Senin, 16 Oktober 2023

Sejarah Bahasa (82): Bahasa Pasemah di Wilayah Sumatra Bagian Selatan; Bahasa Bahasa di Palembang, Bengkulu, Lampung


*Untuk melihat semua artikel Sejarah Bahasa dalam blog ini Klik Disini

Suku Basemah atau juga disebut Melayu Besemah, Besemah, Pasemah atau Pesemah adalah suku di wilayah si Pagaralam, Empat Lawang, Lahat, Ogan Komering Ulu Selatan, dan Muara Enim. Suku ini secara umum bermukim di sekitar kawasan gunung Dempo. Suku Pasemah di Bengkulu dibedakan atas dua kelompok. Suku Pasemah Kedurang berasal dari Pasemah Lehar di Sumatera Selatan di wilayah Manna. Orang Pasemah Padang Guci berasal dari Lahat danTanjung Enim di Sumatera Selatan di Manna dan Kaur.


Bahasa Basemah atau Melayu Basemah adalah sebuah bahasa dari rumpun Melayu Tengah. Bahasa ini dipertuturkan oleh setidaknya 400.000 orang di dataran tinggi barat daya Sumatra, terutama di provinsi Sumatera Selatan dan Bengkulu. Bahasa Basemah dianggap sebagai bagian dari kelompok isolek Melayik yang dipertuturkan di separuh selatan Bengkulu serta dataran tinggi di bagian barat Sumatera Selatan, secara tradisional disebut sebagai kelompok bahasa Melayu Tengah. Secara sosiolinguistik, bahasa Basemah dapat pula dikelompokkan sebagai bahasa Melayu vernakular, karena bahasa ini merupakan bagian dari ragam cakapan tradisional orang-orang Melayik, bukan ragam Melayu Kreol seperti bahasa Melayu Ambon. Suku Basemah yang hidup di sekitar Gunung Patah di wilayah Sumatera Selatan, memiliki dua tradisi yakni matrilineal dan patrilineal. Tradisi matrilineal berlaku pada marga Semende daghat (darat) (Wikipedia)

Lantas bagaimana sejarah bahasa Pasemah di wilayah Sumatra Bagian Selatan? Seperti disebut di atas bahasa Pasemah di pedalaman Sumatra Selatan dan di pesisir Bengkulu. Bahasa bahasa di Palembang, Bengkulu dan Lampung.
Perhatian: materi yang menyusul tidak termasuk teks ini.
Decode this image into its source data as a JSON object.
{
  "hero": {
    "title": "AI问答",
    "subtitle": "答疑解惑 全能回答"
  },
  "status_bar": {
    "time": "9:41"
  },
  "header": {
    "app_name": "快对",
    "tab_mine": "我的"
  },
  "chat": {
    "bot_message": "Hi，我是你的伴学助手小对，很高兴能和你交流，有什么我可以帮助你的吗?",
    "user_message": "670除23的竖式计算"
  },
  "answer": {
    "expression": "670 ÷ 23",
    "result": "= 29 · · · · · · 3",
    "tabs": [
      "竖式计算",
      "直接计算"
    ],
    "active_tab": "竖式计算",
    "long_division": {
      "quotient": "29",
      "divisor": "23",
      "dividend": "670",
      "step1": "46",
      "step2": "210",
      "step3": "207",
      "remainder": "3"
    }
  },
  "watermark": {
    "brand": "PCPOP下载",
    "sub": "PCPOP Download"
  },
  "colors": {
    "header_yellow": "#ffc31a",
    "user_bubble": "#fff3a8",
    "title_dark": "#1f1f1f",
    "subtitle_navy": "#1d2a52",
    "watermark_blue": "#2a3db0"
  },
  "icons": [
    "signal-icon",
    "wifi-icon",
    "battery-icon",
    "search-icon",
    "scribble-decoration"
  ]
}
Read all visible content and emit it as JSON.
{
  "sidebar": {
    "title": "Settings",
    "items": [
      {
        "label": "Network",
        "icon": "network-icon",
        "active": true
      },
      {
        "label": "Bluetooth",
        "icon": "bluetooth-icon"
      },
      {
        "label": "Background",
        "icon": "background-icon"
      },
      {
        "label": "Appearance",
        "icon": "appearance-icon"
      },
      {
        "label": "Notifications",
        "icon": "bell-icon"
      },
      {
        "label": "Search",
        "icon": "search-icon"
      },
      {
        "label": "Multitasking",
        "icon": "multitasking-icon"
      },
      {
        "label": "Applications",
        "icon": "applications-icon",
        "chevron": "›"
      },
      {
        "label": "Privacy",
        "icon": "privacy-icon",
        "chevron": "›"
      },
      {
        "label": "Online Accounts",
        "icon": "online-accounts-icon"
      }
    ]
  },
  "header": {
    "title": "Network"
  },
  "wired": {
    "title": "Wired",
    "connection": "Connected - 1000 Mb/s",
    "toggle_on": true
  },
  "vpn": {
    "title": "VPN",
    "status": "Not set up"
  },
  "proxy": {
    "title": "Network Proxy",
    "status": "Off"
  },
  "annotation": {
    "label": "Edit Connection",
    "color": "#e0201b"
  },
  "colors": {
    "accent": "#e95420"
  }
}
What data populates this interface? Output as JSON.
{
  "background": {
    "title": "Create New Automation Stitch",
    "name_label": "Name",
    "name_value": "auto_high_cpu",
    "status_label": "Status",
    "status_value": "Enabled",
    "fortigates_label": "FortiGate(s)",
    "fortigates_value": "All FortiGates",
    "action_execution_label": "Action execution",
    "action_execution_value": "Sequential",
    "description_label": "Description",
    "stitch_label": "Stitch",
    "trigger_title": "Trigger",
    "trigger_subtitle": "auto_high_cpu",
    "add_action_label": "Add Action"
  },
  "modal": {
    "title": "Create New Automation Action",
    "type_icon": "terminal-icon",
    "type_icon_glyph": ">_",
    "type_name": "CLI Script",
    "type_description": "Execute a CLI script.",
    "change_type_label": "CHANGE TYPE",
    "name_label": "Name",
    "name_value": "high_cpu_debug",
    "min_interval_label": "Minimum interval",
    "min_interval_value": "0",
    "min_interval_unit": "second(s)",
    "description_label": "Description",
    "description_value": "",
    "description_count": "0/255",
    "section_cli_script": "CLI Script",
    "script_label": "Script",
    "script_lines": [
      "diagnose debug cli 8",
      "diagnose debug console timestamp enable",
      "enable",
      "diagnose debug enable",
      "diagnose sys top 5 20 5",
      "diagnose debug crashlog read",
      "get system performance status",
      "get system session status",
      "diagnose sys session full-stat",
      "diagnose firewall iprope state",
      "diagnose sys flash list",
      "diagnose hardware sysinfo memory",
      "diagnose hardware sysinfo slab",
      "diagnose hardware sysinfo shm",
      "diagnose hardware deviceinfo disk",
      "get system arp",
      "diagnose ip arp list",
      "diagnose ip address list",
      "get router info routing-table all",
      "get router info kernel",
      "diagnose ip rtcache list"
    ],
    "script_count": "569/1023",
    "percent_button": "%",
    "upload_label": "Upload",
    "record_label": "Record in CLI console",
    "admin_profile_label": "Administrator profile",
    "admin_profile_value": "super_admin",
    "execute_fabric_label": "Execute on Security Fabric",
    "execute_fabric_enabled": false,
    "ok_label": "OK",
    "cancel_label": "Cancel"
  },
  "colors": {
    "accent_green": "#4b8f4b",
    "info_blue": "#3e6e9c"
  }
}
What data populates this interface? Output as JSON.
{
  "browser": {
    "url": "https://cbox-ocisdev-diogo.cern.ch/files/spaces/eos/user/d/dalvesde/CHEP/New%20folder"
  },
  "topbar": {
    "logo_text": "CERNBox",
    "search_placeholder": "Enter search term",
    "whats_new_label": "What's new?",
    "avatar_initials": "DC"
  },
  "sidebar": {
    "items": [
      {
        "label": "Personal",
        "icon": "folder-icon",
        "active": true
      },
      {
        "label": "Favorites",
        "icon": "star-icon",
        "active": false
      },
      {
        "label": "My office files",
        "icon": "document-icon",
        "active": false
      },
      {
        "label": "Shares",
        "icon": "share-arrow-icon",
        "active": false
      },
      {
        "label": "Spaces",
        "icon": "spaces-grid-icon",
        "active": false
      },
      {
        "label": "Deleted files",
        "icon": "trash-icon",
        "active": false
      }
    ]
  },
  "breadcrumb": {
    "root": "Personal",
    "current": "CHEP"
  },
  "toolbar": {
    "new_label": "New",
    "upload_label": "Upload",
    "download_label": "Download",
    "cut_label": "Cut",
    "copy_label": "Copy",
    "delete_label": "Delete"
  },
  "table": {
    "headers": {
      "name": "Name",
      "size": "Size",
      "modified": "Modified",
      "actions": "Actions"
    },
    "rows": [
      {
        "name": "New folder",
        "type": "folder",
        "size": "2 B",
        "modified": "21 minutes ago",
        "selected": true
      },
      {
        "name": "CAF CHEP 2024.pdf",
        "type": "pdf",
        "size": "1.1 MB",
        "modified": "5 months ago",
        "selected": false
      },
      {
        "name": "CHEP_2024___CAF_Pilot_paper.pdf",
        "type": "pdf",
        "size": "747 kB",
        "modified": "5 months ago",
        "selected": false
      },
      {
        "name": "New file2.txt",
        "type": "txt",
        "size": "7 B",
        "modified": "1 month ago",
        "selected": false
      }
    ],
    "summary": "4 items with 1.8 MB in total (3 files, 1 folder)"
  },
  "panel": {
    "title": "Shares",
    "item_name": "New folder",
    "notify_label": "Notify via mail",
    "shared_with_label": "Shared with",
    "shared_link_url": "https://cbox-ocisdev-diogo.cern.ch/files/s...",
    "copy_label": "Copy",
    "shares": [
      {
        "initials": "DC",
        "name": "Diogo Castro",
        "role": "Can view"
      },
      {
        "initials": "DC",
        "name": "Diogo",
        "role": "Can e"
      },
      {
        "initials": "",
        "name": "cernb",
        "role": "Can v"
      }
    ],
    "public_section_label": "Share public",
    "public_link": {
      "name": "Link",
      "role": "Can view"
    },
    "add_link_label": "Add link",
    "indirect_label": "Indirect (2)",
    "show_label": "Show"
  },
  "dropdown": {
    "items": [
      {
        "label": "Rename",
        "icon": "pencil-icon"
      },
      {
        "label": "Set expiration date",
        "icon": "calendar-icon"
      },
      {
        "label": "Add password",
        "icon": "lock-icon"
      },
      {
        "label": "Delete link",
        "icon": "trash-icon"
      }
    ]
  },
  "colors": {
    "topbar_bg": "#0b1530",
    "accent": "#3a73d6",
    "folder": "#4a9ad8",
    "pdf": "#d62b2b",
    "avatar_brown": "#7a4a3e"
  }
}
Lalu bagaimana sejarah bahasa Pasemah di wilayah Sumatra Bagian Selatan? Seperti kata ahli sejarah tempo doeloe, semuanya ada permulaan. Untuk menambah pengetahuan dan meningkatkan wawasan sejarah nasional, mari kita telusuri sumber-sumber tempo doeloe.

Sejarah seharusnya memiliki permulaan. Jika sejarawan gagal memberikan bukti catatan tertulis, setiap orang bahkan oleh penduduknya sendiri akan menciptakan imajinasi sendiri. Untuk menghindari hal itu terjadi, sumber utama yang digunakan dalam artikel ini adalah ‘sumber primer’ seperti surat kabar dan majalah sejaman, foto dan peta-peta. Sumber buku hanya digunakan sebagai pendukung (pembanding), karena saya anggap buku juga merupakan hasil kompilasi (analisis) dari sumber-sumber primer. Dalam penulisan artikel ini tidak semua sumber disebutkan lagi karena sudah disebut di artikel saya yang lain. Hanya sumber-sumber baru yang disebutkan atau sumber yang sudah pernah disebut di artikel lain disebutkan kembali di artikel ini hanya untuk lebih menekankan saja.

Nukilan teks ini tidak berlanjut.